Model	Avg score (0–10)	Total cost (1,000 prompts)	Cost / passing response	Best tag group
GPT-5.2	from your run	from your run	from your run	from your run
DeepSeek Reasoner	from your run	from your run	from your run	from your run
Claude Opus 4.6	from your run	from your run	from your run	from your run

The mechanics are real and already validated: all three models run through the exact /v1/prompts/compare + score_responses path we used for the live June benchmarks. And the shape of the answer is predictable from those runs — in the DeepSeek cost test a DeepSeek model matched Opus 4.6 on a debugging task at ~1/43 the cost, and the 2026 cost-per-quality refresh found the frontier premium buys little correctness on structured tasks. Your pivot will almost certainly say the same thing in your library's specific dialect: some tag groups are fine on the cheap model, a few need the frontier.

The audit almost never says "one model wins everything." It says "this tag group is fine on the cheap model, that one needs the frontier" — which is exactly the routing logic that produces real savings. We documented the size of that prize in how to save 60% on AI API costs and the underlying cost-per-quality 300x spread.

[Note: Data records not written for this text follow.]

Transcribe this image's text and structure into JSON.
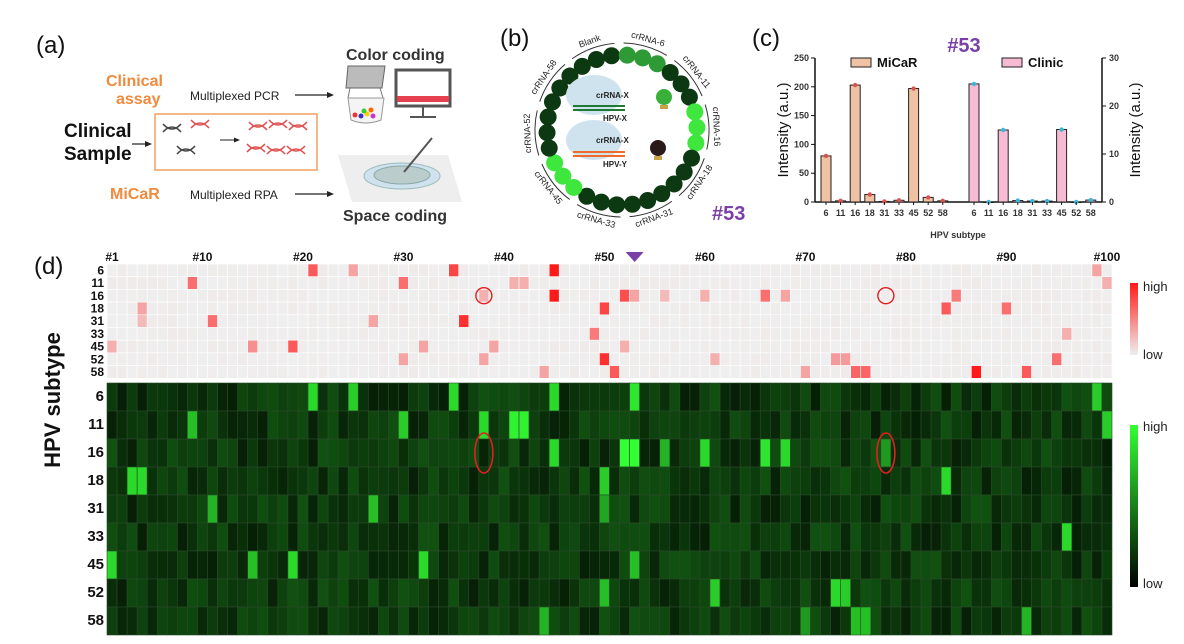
{
  "panel_a": {
    "label": "(a)",
    "clinical_assay": "Clinical\nassay",
    "clinical_assay_l1": "Clinical",
    "clinical_assay_l2": "assay",
    "clinical_sample_l1": "Clinical",
    "clinical_sample_l2": "Sample",
    "micar": "MiCaR",
    "pcr": "Multiplexed PCR",
    "rpa": "Multiplexed RPA",
    "color_coding": "Color coding",
    "space_coding": "Space coding",
    "accent_color": "#f08a3c"
  },
  "panel_b": {
    "label": "(b)",
    "ring_labels": [
      "Blank",
      "crRNA-6",
      "crRNA-11",
      "crRNA-16",
      "crRNA-18",
      "crRNA-31",
      "crRNA-33",
      "crRNA-45",
      "crRNA-52",
      "crRNA-58"
    ],
    "positive_groups": {
      "crRNA-6": "medium",
      "crRNA-16": "high",
      "crRNA-45": "high"
    },
    "legend": {
      "crrna_x_1": "crRNA-X",
      "hpv_x": "HPV-X",
      "crrna_x_2": "crRNA-X",
      "hpv_y": "HPV-Y"
    },
    "sample": "#53",
    "colors": {
      "high": "#3ee63e",
      "medium": "#2e9a36",
      "low": "#0c3812"
    }
  },
  "chart_data": [
    {
      "type": "bar",
      "panel": "(c)",
      "title": "#53",
      "categories": [
        "6",
        "11",
        "16",
        "18",
        "31",
        "33",
        "45",
        "52",
        "58"
      ],
      "xlabel": "HPV subtype",
      "ylabel_left": "Intensity (a.u.)",
      "ylabel_right": "Intensity (a.u.)",
      "legend_placement": "top",
      "series": [
        {
          "name": "MiCaR",
          "axis": "left",
          "ylim": [
            0,
            250
          ],
          "ticks": [
            0,
            50,
            100,
            150,
            200,
            250
          ],
          "color": "#f0c2a4",
          "dot_color": "#d9534f",
          "values": [
            80,
            2,
            203,
            13,
            1,
            3,
            197,
            8,
            2
          ]
        },
        {
          "name": "Clinic",
          "axis": "right",
          "ylim": [
            0,
            30
          ],
          "ticks": [
            0,
            10,
            20,
            30
          ],
          "color": "#f7bcd3",
          "dot_color": "#3cb6d8",
          "values": [
            24.6,
            0,
            15,
            0.3,
            0.2,
            0.2,
            15.1,
            0,
            0.4
          ]
        }
      ]
    },
    {
      "type": "heatmap",
      "panel": "(d)",
      "ylabel": "HPV subtype",
      "rows": [
        "6",
        "11",
        "16",
        "18",
        "31",
        "33",
        "45",
        "52",
        "58"
      ],
      "column_labels": [
        "#1",
        "#10",
        "#20",
        "#30",
        "#40",
        "#50",
        "#60",
        "#70",
        "#80",
        "#90",
        "#100"
      ],
      "column_label_samples": [
        1,
        10,
        20,
        30,
        40,
        50,
        60,
        70,
        80,
        90,
        100
      ],
      "n_samples": 100,
      "highlighted_sample": 53,
      "circled": [
        {
          "row": "16",
          "sample": 38
        },
        {
          "row": "16",
          "sample": 78
        }
      ],
      "clinic": {
        "colorbar": [
          "high",
          "low"
        ],
        "colors": {
          "high": "#ff1a1a",
          "low": "#efefef"
        },
        "positives": {
          "6": [
            [
              21,
              0.7
            ],
            [
              25,
              0.35
            ],
            [
              35,
              0.8
            ],
            [
              45,
              1.0
            ],
            [
              99,
              0.35
            ]
          ],
          "11": [
            [
              9,
              0.6
            ],
            [
              30,
              0.6
            ],
            [
              41,
              0.3
            ],
            [
              42,
              0.3
            ],
            [
              100,
              0.3
            ]
          ],
          "16": [
            [
              38,
              0.3
            ],
            [
              45,
              1.0
            ],
            [
              52,
              0.75
            ],
            [
              53,
              0.35
            ],
            [
              56,
              0.25
            ],
            [
              60,
              0.3
            ],
            [
              66,
              0.6
            ],
            [
              68,
              0.35
            ],
            [
              85,
              0.55
            ]
          ],
          "18": [
            [
              4,
              0.35
            ],
            [
              50,
              0.8
            ],
            [
              84,
              0.7
            ],
            [
              90,
              0.6
            ]
          ],
          "31": [
            [
              4,
              0.25
            ],
            [
              11,
              0.6
            ],
            [
              27,
              0.35
            ],
            [
              36,
              0.9
            ]
          ],
          "33": [
            [
              49,
              0.55
            ],
            [
              96,
              0.3
            ]
          ],
          "45": [
            [
              1,
              0.3
            ],
            [
              15,
              0.45
            ],
            [
              19,
              0.7
            ],
            [
              32,
              0.35
            ],
            [
              39,
              0.35
            ],
            [
              52,
              0.3
            ]
          ],
          "52": [
            [
              30,
              0.35
            ],
            [
              38,
              0.35
            ],
            [
              50,
              0.9
            ],
            [
              61,
              0.3
            ],
            [
              73,
              0.4
            ],
            [
              74,
              0.4
            ],
            [
              95,
              0.6
            ]
          ],
          "58": [
            [
              44,
              0.35
            ],
            [
              51,
              0.7
            ],
            [
              70,
              0.35
            ],
            [
              75,
              0.65
            ],
            [
              76,
              0.65
            ],
            [
              87,
              1.0
            ],
            [
              92,
              0.7
            ]
          ]
        }
      },
      "micar": {
        "colorbar": [
          "high",
          "low"
        ],
        "colors": {
          "high": "#33ff33",
          "low": "#000000"
        },
        "positives": {
          "6": [
            [
              21,
              0.85
            ],
            [
              25,
              0.8
            ],
            [
              35,
              0.85
            ],
            [
              45,
              0.85
            ],
            [
              53,
              0.9
            ],
            [
              99,
              0.8
            ]
          ],
          "11": [
            [
              9,
              0.75
            ],
            [
              30,
              0.8
            ],
            [
              38,
              0.85
            ],
            [
              41,
              0.95
            ],
            [
              42,
              0.95
            ],
            [
              100,
              0.8
            ]
          ],
          "16": [
            [
              45,
              0.85
            ],
            [
              52,
              1.0
            ],
            [
              53,
              1.0
            ],
            [
              56,
              0.7
            ],
            [
              60,
              0.85
            ],
            [
              66,
              0.9
            ],
            [
              68,
              0.85
            ],
            [
              78,
              0.6
            ]
          ],
          "18": [
            [
              3,
              0.85
            ],
            [
              4,
              0.85
            ],
            [
              50,
              0.8
            ],
            [
              84,
              0.85
            ]
          ],
          "31": [
            [
              11,
              0.7
            ],
            [
              27,
              0.75
            ],
            [
              50,
              0.65
            ]
          ],
          "33": [
            [
              96,
              0.85
            ]
          ],
          "45": [
            [
              1,
              0.85
            ],
            [
              15,
              0.75
            ],
            [
              19,
              0.85
            ],
            [
              32,
              0.85
            ],
            [
              53,
              0.75
            ]
          ],
          "52": [
            [
              50,
              0.75
            ],
            [
              61,
              0.8
            ],
            [
              73,
              0.85
            ],
            [
              74,
              0.8
            ]
          ],
          "58": [
            [
              44,
              0.7
            ],
            [
              70,
              0.6
            ],
            [
              75,
              0.75
            ],
            [
              76,
              0.75
            ],
            [
              92,
              0.7
            ]
          ]
        }
      }
    }
  ],
  "panel_c": {
    "label": "(c)"
  },
  "panel_d": {
    "label": "(d)"
  },
  "purple": "#7b3fa8"
}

Step 5 — Make It Recurring

A one-time audit is stale in a quarter. Once the CSV exists, re-running it on the next model wave is one command. The export becomes your before; the next run becomes your after. That's a regression test for your entire prompt library.

The Real Lesson

The reason prompt libraries rot is that auditing them by hand doesn't scale, so nobody does it. CSV import removes the excuse: one file, a three-model fan-out, automated scoring against your reference outputs, and an export you can pivot. The audit won't crown a single winner — it'll hand you a routing table, sliced by tag, that tells you exactly which prompts can move to the cheap model and which can't. That table is worth more than any single benchmark.

Tutorial uses Promptster batch CSV import, compare, score_responses, and GET /v1/export as of 2026-06-13. The audit table is a template you populate from your own CSV export — the per-model API mechanics and the cost-vs-quality shape are validated in our June 2026 live benchmarks (linked above).